В скверно затемненном доме, где не всюду можно было зажигать свет, он ночью с трудом находил дорогу. Дед все больше впадал в маразм, и с ним становилось труднее и труднее. За ужином он, как и прежде, ставил стул боком и облокачивался на стол, отчего нередко сорил пищей. В начале ужина, следовательно, было необходимо поставить стул прямо. Однажды ночью он сходил под себя, не найдя уборной. И с огорода не всегда вовремя возвращался. Летом, в первый год войны, мне приходилось несколько раз приводить его назад, если он не появлялся через час после обеда. В таких случаях я находил его сидящим перед отрытой дверью садового домика: руки сложены на переднике, не спит, но погружен в глубокую и неподвижную задумчивость.

— Уже восемь часов, дедушка, — говорил я тогда, — мы волнуемся. — Он суетливо начинал собираться. Как-то раз, днем, который я отчетливо помню, к нам зашла соседка со странным сообщением, что деда видели сидящим и просящим подаяния на одной из ближних торговых улочек. Мама, перепугавшись, послала меня проверить, правда ли это. С тяжелым сердцем я пошел туда, поскольку не сомневался, что все — правда. И в самом деле, дед сидел на другой стороне улицы, положив перед собой шляпу, и всякий раз, когда мимо кто-то проходил, он постукивал по виску указательным пальцем. Я осмелился лишь посмотреть на него издали, из-за угла, и в конце концов ушел прочь, сгорая от стыда.
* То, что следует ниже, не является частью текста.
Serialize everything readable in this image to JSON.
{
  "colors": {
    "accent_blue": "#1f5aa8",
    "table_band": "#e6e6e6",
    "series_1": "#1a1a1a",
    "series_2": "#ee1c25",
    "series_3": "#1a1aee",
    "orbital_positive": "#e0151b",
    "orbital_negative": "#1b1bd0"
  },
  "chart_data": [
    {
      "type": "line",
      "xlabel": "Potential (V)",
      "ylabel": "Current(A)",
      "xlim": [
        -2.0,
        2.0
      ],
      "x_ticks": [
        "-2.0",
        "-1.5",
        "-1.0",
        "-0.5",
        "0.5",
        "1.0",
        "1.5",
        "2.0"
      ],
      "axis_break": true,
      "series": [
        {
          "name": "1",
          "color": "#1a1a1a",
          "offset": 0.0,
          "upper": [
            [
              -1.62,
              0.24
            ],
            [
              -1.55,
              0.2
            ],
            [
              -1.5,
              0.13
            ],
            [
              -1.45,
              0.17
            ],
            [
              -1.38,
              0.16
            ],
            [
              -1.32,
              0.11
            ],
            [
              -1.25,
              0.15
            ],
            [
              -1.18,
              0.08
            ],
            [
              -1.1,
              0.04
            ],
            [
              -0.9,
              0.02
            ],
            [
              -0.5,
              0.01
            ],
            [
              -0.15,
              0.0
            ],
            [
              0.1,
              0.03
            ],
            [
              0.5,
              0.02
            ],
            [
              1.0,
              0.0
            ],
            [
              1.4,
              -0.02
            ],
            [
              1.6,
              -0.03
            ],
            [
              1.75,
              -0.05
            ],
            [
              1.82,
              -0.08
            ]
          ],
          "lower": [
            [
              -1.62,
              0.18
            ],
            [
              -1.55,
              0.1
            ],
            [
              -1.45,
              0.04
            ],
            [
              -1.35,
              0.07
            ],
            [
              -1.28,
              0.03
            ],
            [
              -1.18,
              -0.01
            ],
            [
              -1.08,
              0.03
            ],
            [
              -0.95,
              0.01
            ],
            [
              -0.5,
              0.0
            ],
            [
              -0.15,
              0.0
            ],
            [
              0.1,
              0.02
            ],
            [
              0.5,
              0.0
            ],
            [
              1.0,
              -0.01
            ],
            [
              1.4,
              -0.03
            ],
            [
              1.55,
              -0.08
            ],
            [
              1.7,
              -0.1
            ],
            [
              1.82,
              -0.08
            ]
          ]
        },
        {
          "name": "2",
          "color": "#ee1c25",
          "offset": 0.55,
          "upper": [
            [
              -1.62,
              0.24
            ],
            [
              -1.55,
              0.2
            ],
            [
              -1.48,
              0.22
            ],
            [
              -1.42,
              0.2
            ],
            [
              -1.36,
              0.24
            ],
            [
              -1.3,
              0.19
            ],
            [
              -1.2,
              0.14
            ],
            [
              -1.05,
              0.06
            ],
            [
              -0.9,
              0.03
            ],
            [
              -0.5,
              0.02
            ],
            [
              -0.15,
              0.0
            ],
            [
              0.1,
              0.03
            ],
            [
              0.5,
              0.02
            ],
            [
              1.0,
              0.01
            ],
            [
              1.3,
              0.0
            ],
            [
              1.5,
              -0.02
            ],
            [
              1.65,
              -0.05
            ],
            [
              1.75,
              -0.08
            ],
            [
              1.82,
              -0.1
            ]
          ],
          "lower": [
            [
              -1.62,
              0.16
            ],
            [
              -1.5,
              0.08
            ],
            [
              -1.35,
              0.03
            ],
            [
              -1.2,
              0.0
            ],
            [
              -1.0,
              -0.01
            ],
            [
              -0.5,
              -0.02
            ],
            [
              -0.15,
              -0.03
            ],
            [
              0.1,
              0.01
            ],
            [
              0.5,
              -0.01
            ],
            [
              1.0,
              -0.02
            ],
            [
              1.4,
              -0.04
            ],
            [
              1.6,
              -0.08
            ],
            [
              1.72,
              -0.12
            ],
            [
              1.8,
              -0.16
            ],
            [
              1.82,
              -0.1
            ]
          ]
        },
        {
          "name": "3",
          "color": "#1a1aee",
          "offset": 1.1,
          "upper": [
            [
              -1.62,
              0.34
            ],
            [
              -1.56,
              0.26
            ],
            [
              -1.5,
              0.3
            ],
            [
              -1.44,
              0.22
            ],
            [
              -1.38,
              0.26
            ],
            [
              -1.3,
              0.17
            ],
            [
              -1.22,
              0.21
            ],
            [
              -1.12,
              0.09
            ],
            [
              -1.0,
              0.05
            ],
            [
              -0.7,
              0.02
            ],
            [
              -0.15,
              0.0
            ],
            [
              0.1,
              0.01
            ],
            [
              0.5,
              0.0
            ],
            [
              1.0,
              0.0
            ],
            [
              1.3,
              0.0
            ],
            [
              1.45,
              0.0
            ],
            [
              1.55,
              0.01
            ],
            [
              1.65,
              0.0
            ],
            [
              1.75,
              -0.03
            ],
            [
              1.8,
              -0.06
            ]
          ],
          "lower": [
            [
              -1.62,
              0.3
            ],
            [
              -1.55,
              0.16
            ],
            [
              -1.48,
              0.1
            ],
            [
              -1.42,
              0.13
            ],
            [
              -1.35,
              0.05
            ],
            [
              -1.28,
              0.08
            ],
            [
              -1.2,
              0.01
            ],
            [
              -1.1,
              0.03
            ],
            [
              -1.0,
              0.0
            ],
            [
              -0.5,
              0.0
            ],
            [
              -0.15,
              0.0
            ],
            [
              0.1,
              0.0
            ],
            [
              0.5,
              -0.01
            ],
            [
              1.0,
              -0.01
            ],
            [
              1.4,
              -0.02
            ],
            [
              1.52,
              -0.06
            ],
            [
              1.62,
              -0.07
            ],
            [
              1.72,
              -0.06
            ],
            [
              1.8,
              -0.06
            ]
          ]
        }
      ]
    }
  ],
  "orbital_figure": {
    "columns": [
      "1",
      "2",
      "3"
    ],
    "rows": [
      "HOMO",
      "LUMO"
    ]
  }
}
— Да, сидит он там, — сказал я матери. Вечером его отчитали за этот поступок. Тут и обнаружились первые признаки помутнения рассудка.

— Я еще разбогатею, — сказал он в свое оправдание. Теперь нужно было постараться пристроить старика в дом престарелых, что в конце концов удалось. Однако было необходимо как-то сообщить это решение деду. Мама призвала на помощь свою подругу.

— Вам самому это очень понравится, я в этом уверена, — сказала та; я слушал с ужасом.

— В богадельню меня, стало быть, — спокойно произнес дед, и всякий раз хладнокровно выпаливал это слово, несмотря на все заклинания и убеждения.

Однажды в пятницу утром мама увела его. Я тогда лежал больной в постели и крикнул, когда она вернулась:

— Ну, как?

Из комнаты послышались рыдания.

— Они тоже гронингенцы, — утешала себя мама в течение следующих дней, имея в виду супружескую пару, управлявшую заведением, — и часто едят толченку[7].

«Посмотрим», — подумал я.

Впервые придя проведать деда, я застал его сиротливо сидящим у окна. Зал был полон всеми этими обветшалыми человеческими телами, именуемыми «старичьем». Кто ни разу не побывал там, не знает этой безудержной вони, отравляющей комнаты, коридоры и лестничные площадки. По воскресеньям я забирал деда домой. Мы тогда заходили в кафе, где он пропускал рюмку-другую. Частенько случалось, что добродушные посетители ставили ему еще стаканчик, один раз даже какой-то подвыпивший гуляка. «Не попробуешь, не полюбишь, верно?» — икая, спросил он.

вернуться

7

Блюдо голландской кухни: картофель и другие овощи, сваренные и истолченные в пюре.